Denver & Rio Grande narrow gauge Coach Denver built 1871 by Jackson & Sharp. Too narrow (7' wide) for the usual two seats on each side of a center aisle, this car had two seats on one side and one on the other. The arrangement was switched at the middle of the car to “maintain balance.” |
But the financial panic of 1873 so reduced car sales that by 1875 the company was down to 40 employees from 600 and planned to close down completely by summer unless new orders were received. They diversified by acquiring the Christina River Shipyards, while continuing to build sash and other millwork for buildings. Sharp also became involved in the management of the Woodruff Sleeping Car Company.
In 1876 Jackson & Sharp received a Centennial Award at the Philadelphia Centennial Exhibition, in the “railway plant, rolling stock, engines” category for its passenger, boudoir, and library cars.

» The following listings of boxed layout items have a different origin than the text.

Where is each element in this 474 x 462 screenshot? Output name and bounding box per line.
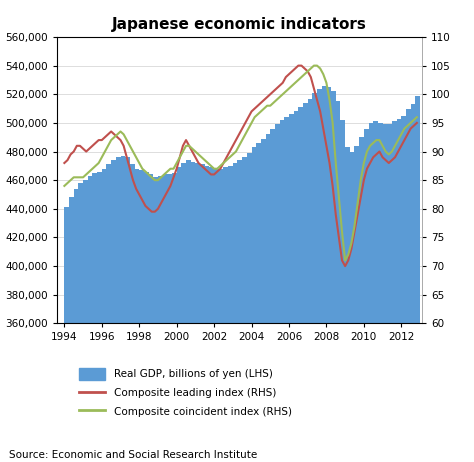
Bar	[415, 96, 420, 462]
Bar	[401, 116, 406, 462]
Bar	[289, 114, 294, 462]
Bar	[252, 147, 256, 462]
Bar	[107, 164, 111, 462]
Bar	[322, 85, 327, 462]
Bar	[237, 160, 242, 462]
Bar	[327, 87, 331, 462]
Bar	[256, 143, 261, 462]
Bar	[102, 169, 107, 462]
Bar	[97, 171, 102, 462]
Bar	[223, 167, 228, 462]
Bar	[148, 175, 153, 462]
Bar	[298, 107, 303, 462]
Bar	[373, 122, 378, 462]
Bar	[265, 134, 270, 462]
Bar	[83, 180, 88, 462]
Bar	[378, 123, 383, 462]
Bar	[172, 173, 177, 462]
Bar	[261, 139, 265, 462]
Bar	[130, 164, 135, 462]
Bar	[233, 163, 237, 462]
Bar	[191, 162, 195, 462]
Bar	[205, 166, 210, 462]
Bar	[387, 124, 392, 462]
Bar	[135, 169, 139, 462]
Bar	[92, 173, 97, 462]
Bar	[392, 122, 397, 462]
Title: Japanese economic indicators: Japanese economic indicators	[112, 17, 367, 31]
Bar	[284, 117, 289, 462]
Bar	[158, 176, 163, 462]
Bar	[270, 128, 275, 462]
Bar	[88, 176, 92, 462]
Bar	[167, 175, 172, 462]
Bar	[359, 137, 364, 462]
Bar	[406, 109, 410, 462]
Bar	[69, 197, 74, 462]
Bar	[74, 189, 78, 462]
Bar	[280, 120, 284, 462]
Bar	[163, 175, 167, 462]
Bar	[195, 163, 200, 462]
Text: Source: Economic and Social Research Institute: Source: Economic and Social Research Ins…	[9, 450, 258, 460]
Bar	[120, 156, 125, 462]
Bar	[368, 123, 373, 462]
Bar	[355, 146, 359, 462]
Bar	[410, 104, 415, 462]
Bar	[345, 147, 350, 462]
Bar	[200, 164, 205, 462]
Legend: Real GDP, billions of yen (LHS), Composite leading index (RHS), Composite coinci: Real GDP, billions of yen (LHS), Composi…	[75, 364, 296, 422]
Bar	[364, 128, 368, 462]
Bar	[111, 160, 116, 462]
Bar	[64, 207, 69, 462]
Bar	[331, 91, 336, 462]
Bar	[247, 153, 252, 462]
Bar	[303, 103, 308, 462]
Bar	[383, 124, 387, 462]
Bar	[317, 89, 322, 462]
Bar	[312, 93, 317, 462]
Bar	[219, 169, 223, 462]
Bar	[336, 101, 340, 462]
Bar	[116, 157, 120, 462]
Bar	[139, 170, 144, 462]
Bar	[308, 98, 312, 462]
Bar	[397, 119, 401, 462]
Bar	[144, 171, 148, 462]
Bar	[177, 167, 182, 462]
Bar	[294, 111, 298, 462]
Bar	[340, 120, 345, 462]
Bar	[214, 169, 219, 462]
Bar	[275, 124, 280, 462]
Bar	[210, 167, 214, 462]
Bar	[350, 152, 355, 462]
Bar	[228, 166, 233, 462]
Bar	[186, 160, 191, 462]
Bar	[153, 177, 158, 462]
Bar	[125, 157, 130, 462]
Bar	[182, 163, 186, 462]
Bar	[78, 183, 83, 462]
Bar	[242, 157, 247, 462]
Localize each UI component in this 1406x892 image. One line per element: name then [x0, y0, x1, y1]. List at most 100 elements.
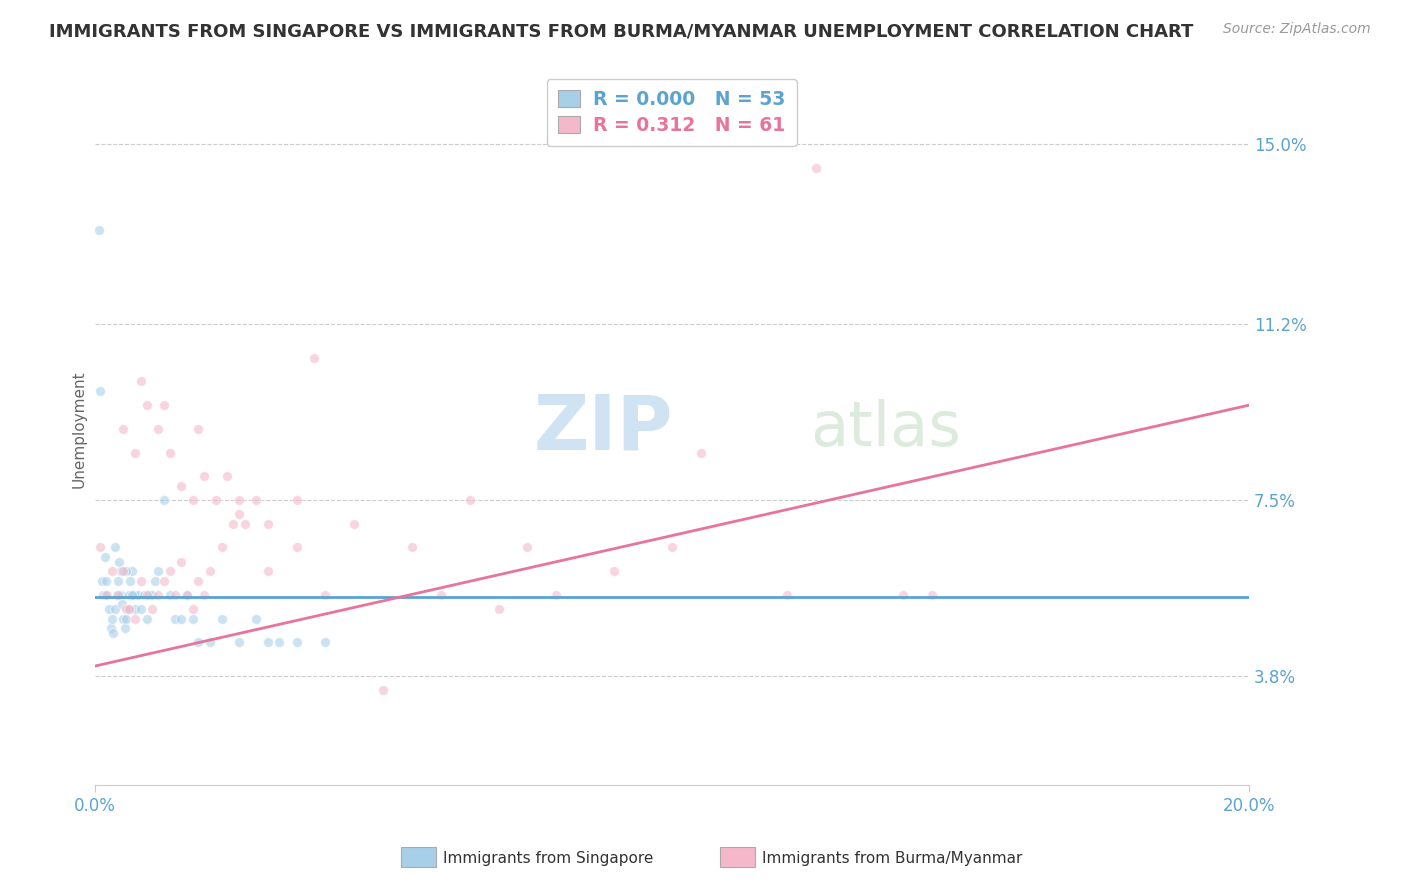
Point [129, 375, 152, 389]
Point [143, 574, 166, 588]
Point [165, 612, 187, 626]
Point [115, 602, 138, 616]
Point [124, 445, 146, 459]
Point [129, 602, 152, 616]
Text: IMMIGRANTS FROM SINGAPORE VS IMMIGRANTS FROM BURMA/MYANMAR UNEMPLOYMENT CORRELAT: IMMIGRANTS FROM SINGAPORE VS IMMIGRANTS … [49, 22, 1194, 40]
Point [228, 493, 250, 508]
Point [153, 493, 176, 508]
Point [94, 574, 117, 588]
Point [89, 541, 111, 555]
Point [132, 588, 155, 602]
Point [107, 588, 129, 602]
Point [187, 635, 209, 649]
Point [101, 612, 124, 626]
Text: ZIP: ZIP [533, 392, 672, 466]
Point [170, 479, 193, 493]
Point [176, 588, 198, 602]
Point [217, 469, 239, 483]
Point [921, 588, 943, 602]
Point [124, 602, 146, 616]
Point [181, 493, 204, 508]
Point [107, 574, 129, 588]
Point [121, 588, 143, 602]
Point [138, 588, 160, 602]
Point [89, 384, 111, 398]
Point [112, 422, 135, 436]
Point [181, 602, 204, 616]
Point [285, 493, 308, 508]
Point [127, 588, 149, 602]
Point [603, 564, 626, 578]
Point [114, 621, 136, 635]
Point [101, 564, 124, 578]
Text: Immigrants from Singapore: Immigrants from Singapore [443, 851, 654, 865]
Point [124, 612, 146, 626]
Point [98, 602, 121, 616]
Point [233, 516, 256, 531]
Point [211, 541, 233, 555]
Text: atlas: atlas [810, 399, 962, 458]
Point [91, 588, 114, 602]
Point [94, 549, 117, 564]
Point [153, 574, 176, 588]
Point [100, 621, 122, 635]
Point [343, 516, 366, 531]
Point [159, 564, 181, 578]
Y-axis label: Unemployment: Unemployment [72, 370, 86, 488]
Point [112, 612, 135, 626]
Point [117, 602, 139, 616]
Point [146, 564, 169, 578]
Point [141, 588, 163, 602]
Point [187, 574, 209, 588]
Point [204, 493, 226, 508]
Point [110, 588, 132, 602]
Point [187, 422, 209, 436]
Point [401, 541, 423, 555]
Point [101, 626, 124, 640]
Point [176, 588, 198, 602]
Point [285, 541, 308, 555]
Point [118, 602, 141, 616]
Point [245, 612, 267, 626]
Point [222, 516, 245, 531]
Point [891, 588, 914, 602]
Point [198, 564, 221, 578]
Point [105, 588, 128, 602]
Point [193, 469, 215, 483]
Point [245, 493, 267, 508]
Point [104, 541, 127, 555]
Point [141, 602, 163, 616]
Point [285, 635, 308, 649]
Point [159, 445, 181, 459]
Legend: R = 0.000   N = 53, R = 0.312   N = 61: R = 0.000 N = 53, R = 0.312 N = 61 [547, 78, 797, 146]
Point [146, 422, 169, 436]
Text: Immigrants from Burma/Myanmar: Immigrants from Burma/Myanmar [762, 851, 1022, 865]
Point [135, 398, 157, 412]
Point [804, 161, 827, 175]
Point [104, 602, 127, 616]
Point [458, 493, 481, 508]
Point [170, 555, 193, 569]
Point [314, 588, 336, 602]
Point [146, 588, 169, 602]
Point [314, 635, 336, 649]
Point [111, 598, 134, 612]
Point [121, 564, 143, 578]
Point [181, 612, 204, 626]
Point [302, 351, 325, 365]
Point [256, 564, 278, 578]
Point [198, 635, 221, 649]
Point [170, 612, 193, 626]
Point [228, 635, 250, 649]
Point [135, 612, 157, 626]
Point [228, 508, 250, 522]
Point [776, 588, 799, 602]
Point [120, 574, 142, 588]
Point [108, 555, 131, 569]
Point [661, 541, 683, 555]
Point [256, 516, 278, 531]
Point [516, 541, 538, 555]
Point [135, 588, 157, 602]
Point [159, 588, 181, 602]
Point [165, 588, 187, 602]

And by 1880 they were producing 400 passenger cars per year: so busy they could not keep up with new orders and were desperately looking for ways to expand shop space and find more workers.
To keep up with the demand for timber suitable for quality car building, which usually required several years of air drying, they added two kilns to their yard to artificially dry unseasoned lumber.

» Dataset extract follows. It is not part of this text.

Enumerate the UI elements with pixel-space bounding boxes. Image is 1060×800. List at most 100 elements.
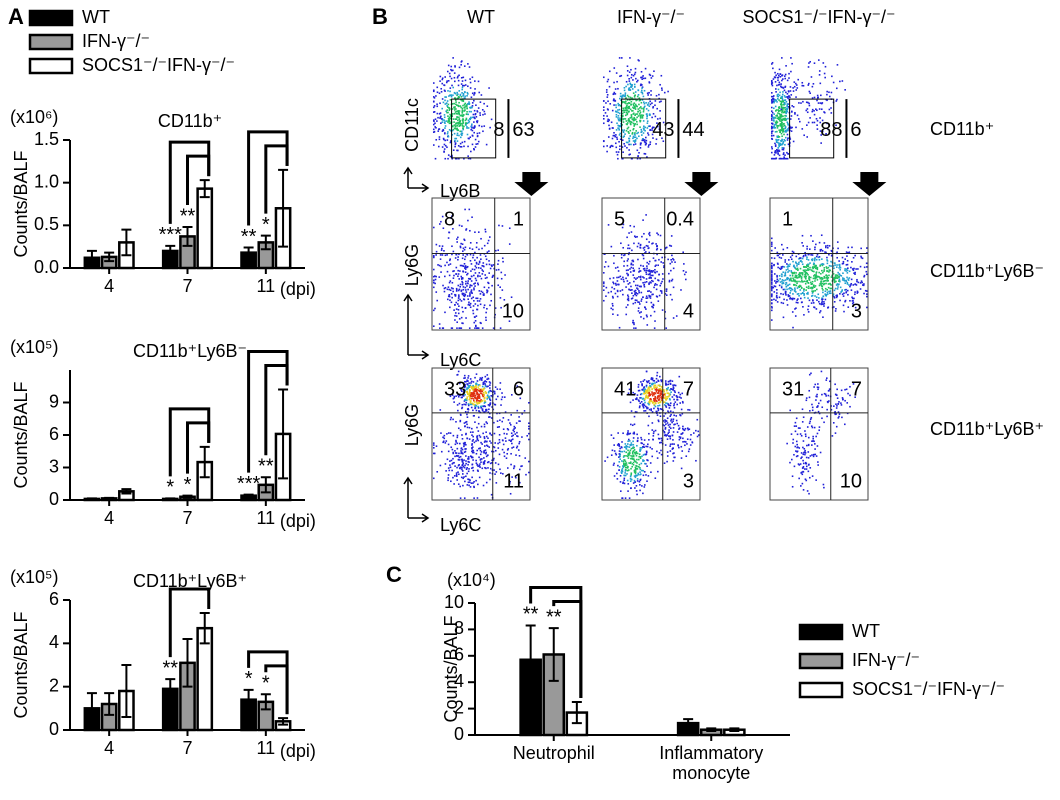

(1879 Car-Builder’s Dictionary) |
In 1881 Jackson & Sharp received a Gold Medal and special mention for elegance in design and superior workmanship at the Cotton International Exhibition in Atlanta. (It appears that exhibiting “specimen” cars at such events was a prime business activity of car builders of the time.)
By 1882 the Jackson & Sharp plant covered some 25 acres not counting the shipyards, employed between 800 and 1,000 men, and could claim to be “the largest Passenger Car Manufactory [sic] in the country.”